The Easel

28th April 2020

America’s Big Museums on the Hot Seat

In the flush of post-Civil War confidence, New York founded the Metropolitan Museum. Some reviews marking its 150th anniversary recount the museum’s early days as the “tycoons darling”. The linked piece notes contemporary challenges – an uneasy relationship with contemporary art, a tendency to ignore artists who are not male and white. “They need to rethink the Temple of Beauty branding … they need to rethink what they were and are.”

21st April 2020

Painting After All: Authors Sheena Wagstaff and Brinda Kumar on the Gerhard Richter Book and Exhibition

Curators of the Gerhard Richter show in New York explain Richter’s belief in painting.

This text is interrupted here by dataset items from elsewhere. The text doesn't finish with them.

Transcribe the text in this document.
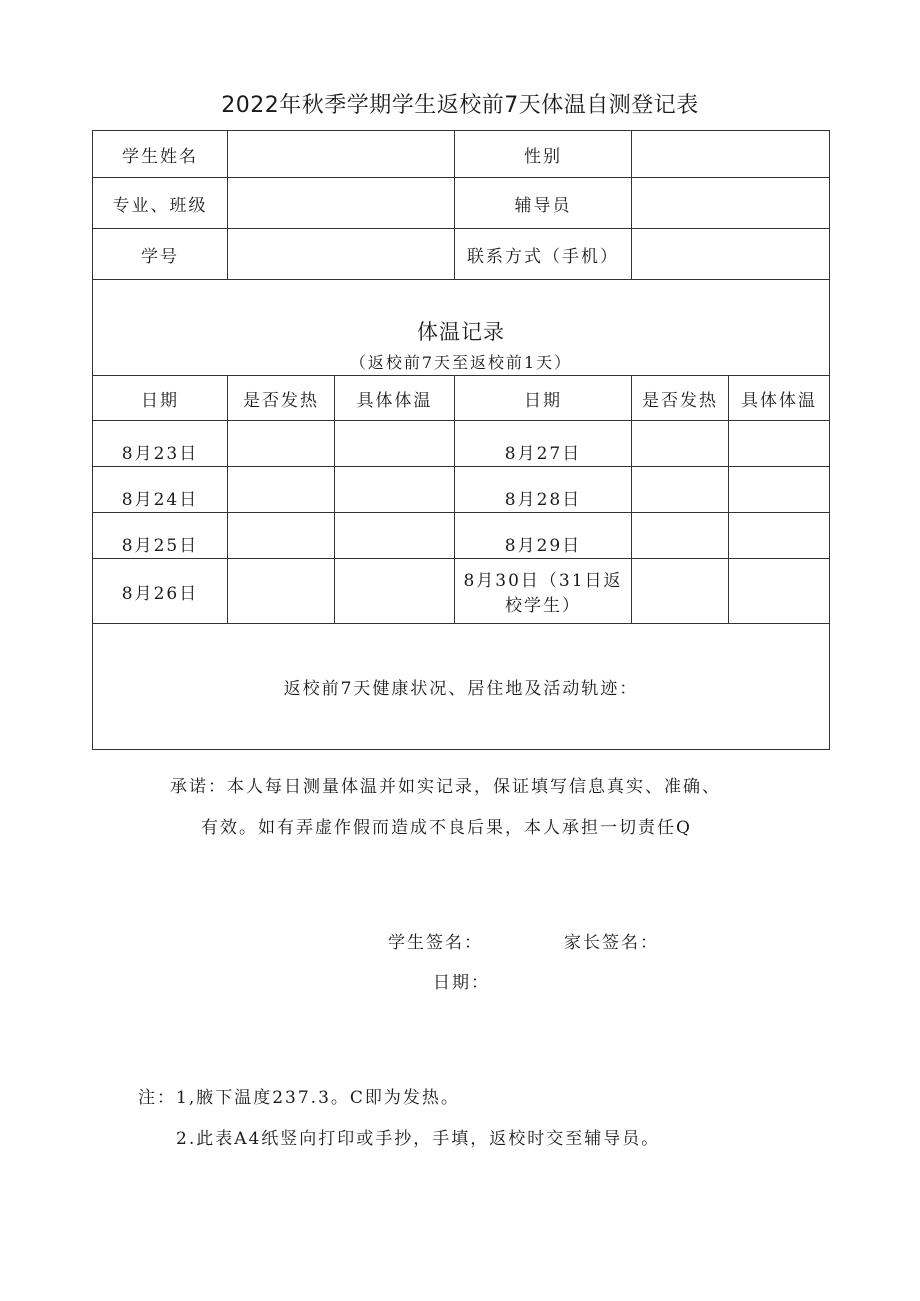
2022年秋季学期学生返校前7天体温自测登记表
学生姓名			性别		
专业、班级			辅导员		
学号			联系方式（手机）		

体温记录
（返校前7天至返校前1天）					

日期	是否发热	具体体温	日期	是否发热	具体体温
8月23日			8月27日		
8月24日			8月28日		
8月25日			8月29日		
8月26日			8月30日（31日返校学生）		
返校前7天健康状况、居住地及活动轨迹：					
承诺：本人每日测量体温并如实记录，保证填写信息真实、准确、
有效。如有弄虚作假而造成不良后果，本人承担一切责任Q
学生签名：	家长签名：
日期：
注：1,腋下温度237.3。C即为发热。
2.此表A4纸竖向打印或手抄，手填，返校时交至辅导员。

He has a “deep-seated mistrust” of photography. It cannot capture a sense of realism and is “ultimately not about truth in any direct way”. Painting, in contrast “has more of a singular presence and relevance to our actual living moment. After everything that has happened to humankind … painting is still there as evidence of our collective endurance”.

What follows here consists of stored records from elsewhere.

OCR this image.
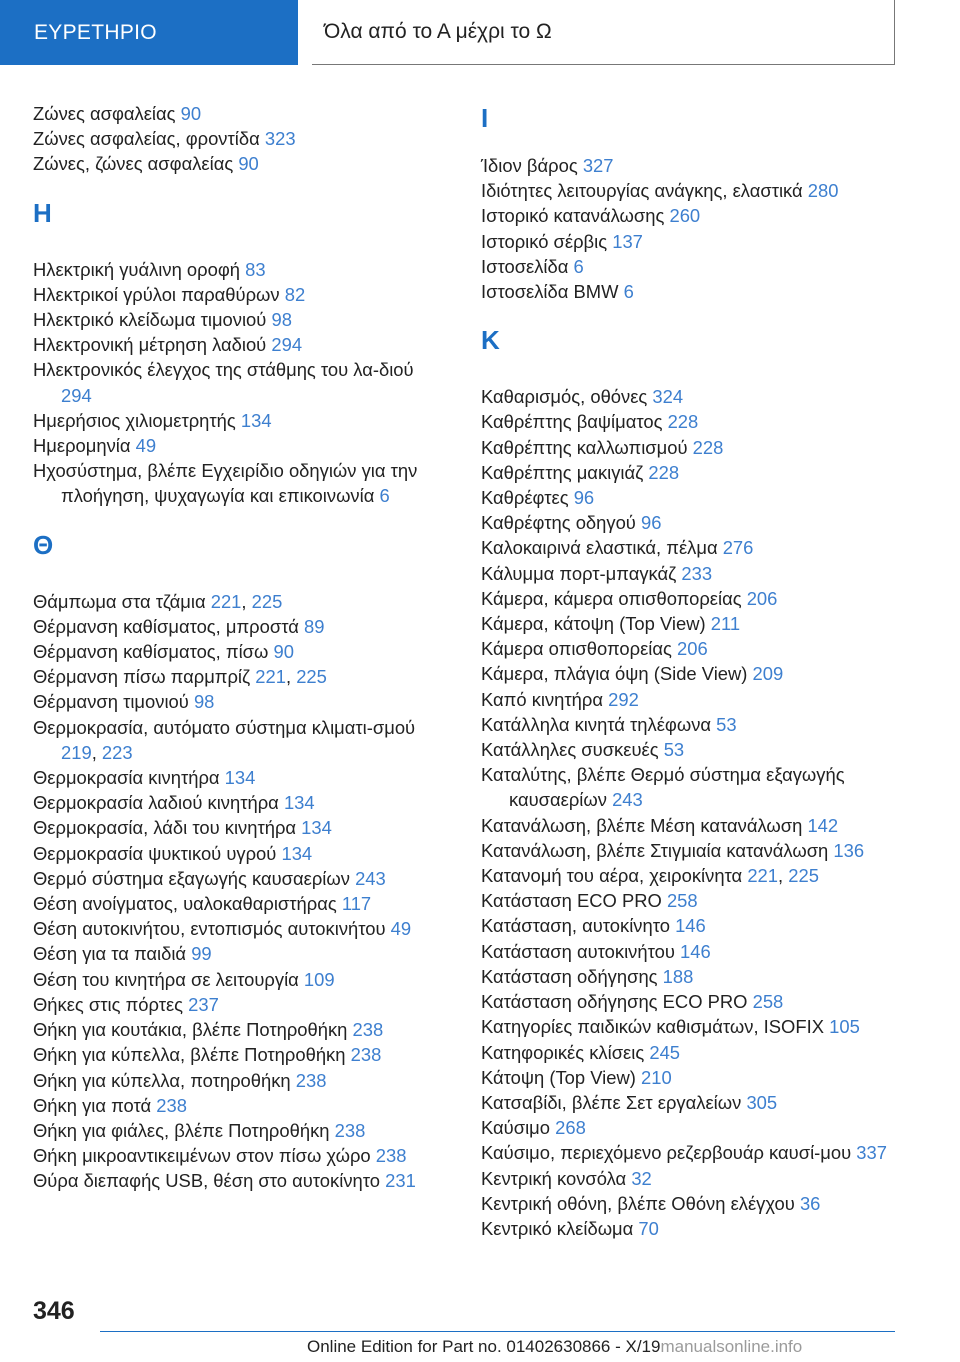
ΕΥΡΕΤΗΡΙΟ	Όλα από το Α μέχρι το Ω
Ζώνες ασφαλείας 90
Ζώνες ασφαλείας, φροντίδα 323
Ζώνες, ζώνες ασφαλείας 90
Η
Ηλεκτρική γυάλινη οροφή 83
Ηλεκτρικοί γρύλοι παραθύρων 82
Ηλεκτρικό κλείδωμα τιμονιού 98
Ηλεκτρονική μέτρηση λαδιού 294
Ηλεκτρονικός έλεγχος της στάθμης του λα-διού 294
Ημερήσιος χιλιομετρητής 134
Ημερομηνία 49
Ηχοσύστημα, βλέπε Εγχειρίδιο οδηγιών για την πλοήγηση, ψυχαγωγία και επικοινωνία 6
Θ
Θάμπωμα στα τζάμια 221, 225
Θέρμανση καθίσματος, μπροστά 89
Θέρμανση καθίσματος, πίσω 90
Θέρμανση πίσω παρμπρίζ 221, 225
Θέρμανση τιμονιού 98
Θερμοκρασία, αυτόματο σύστημα κλιματι-σμού 219, 223
Θερμοκρασία κινητήρα 134
Θερμοκρασία λαδιού κινητήρα 134
Θερμοκρασία, λάδι του κινητήρα 134
Θερμοκρασία ψυκτικού υγρού 134
Θερμό σύστημα εξαγωγής καυσαερίων 243
Θέση ανοίγματος, υαλοκαθαριστήρας 117
Θέση αυτοκινήτου, εντοπισμός αυτοκινήτου 49
Θέση για τα παιδιά 99
Θέση του κινητήρα σε λειτουργία 109
Θήκες στις πόρτες 237
Θήκη για κουτάκια, βλέπε Ποτηροθήκη 238
Θήκη για κύπελλα, βλέπε Ποτηροθήκη 238
Θήκη για κύπελλα, ποτηροθήκη 238
Θήκη για ποτά 238
Θήκη για φιάλες, βλέπε Ποτηροθήκη 238
Θήκη μικροαντικειμένων στον πίσω χώρο 238
Θύρα διεπαφής USB, θέση στο αυτοκίνητο 231
Ι
Ίδιον βάρος 327
Ιδιότητες λειτουργίας ανάγκης, ελαστικά 280
Ιστορικό κατανάλωσης 260
Ιστορικό σέρβις 137
Ιστοσελίδα 6
Ιστοσελίδα BMW 6
Κ
Καθαρισμός, οθόνες 324
Καθρέπτης βαψίματος 228
Καθρέπτης καλλωπισμού 228
Καθρέπτης μακιγιάζ 228
Καθρέφτες 96
Καθρέφτης οδηγού 96
Καλοκαιρινά ελαστικά, πέλμα 276
Κάλυμμα πορτ-μπαγκάζ 233
Κάμερα, κάμερα οπισθοπορείας 206
Κάμερα, κάτοψη (Top View) 211
Κάμερα οπισθοπορείας 206
Κάμερα, πλάγια όψη (Side View) 209
Καπό κινητήρα 292
Κατάλληλα κινητά τηλέφωνα 53
Κατάλληλες συσκευές 53
Καταλύτης, βλέπε Θερμό σύστημα εξαγωγής καυσαερίων 243
Κατανάλωση, βλέπε Μέση κατανάλωση 142
Κατανάλωση, βλέπε Στιγμιαία κατανάλωση 136
Κατανομή του αέρα, χειροκίνητα 221, 225
Κατάσταση ECO PRO 258
Κατάσταση, αυτοκίνητο 146
Κατάσταση αυτοκινήτου 146
Κατάσταση οδήγησης 188
Κατάσταση οδήγησης ECO PRO 258
Κατηγορίες παιδικών καθισμάτων, ISOFIX 105
Κατηφορικές κλίσεις 245
Κάτοψη (Top View) 210
Κατσαβίδι, βλέπε Σετ εργαλείων 305
Καύσιμο 268
Καύσιμο, περιεχόμενο ρεζερβουάρ καυσί-μου 337
Κεντρική κονσόλα 32
Κεντρική οθόνη, βλέπε Οθόνη ελέγχου 36
Κεντρικό κλείδωμα 70
346
Online Edition for Part no. 01402630866 - X/19manualsonline.info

Visions of the implausible

When this show was mounted in Paris, it mystified. It mystifies in New York, too. Lecqueu trained as an architect and moved to Paris just before the French Revolution. His perfectionist, grandiose designs “fizzled”, his career as well. He also produced equally meticulous, “unnerving” erotic drawings. Where does this leave us? “[T]he appeal of his art is, in fact, its impossibility. A little of Lequeu goes a long way.”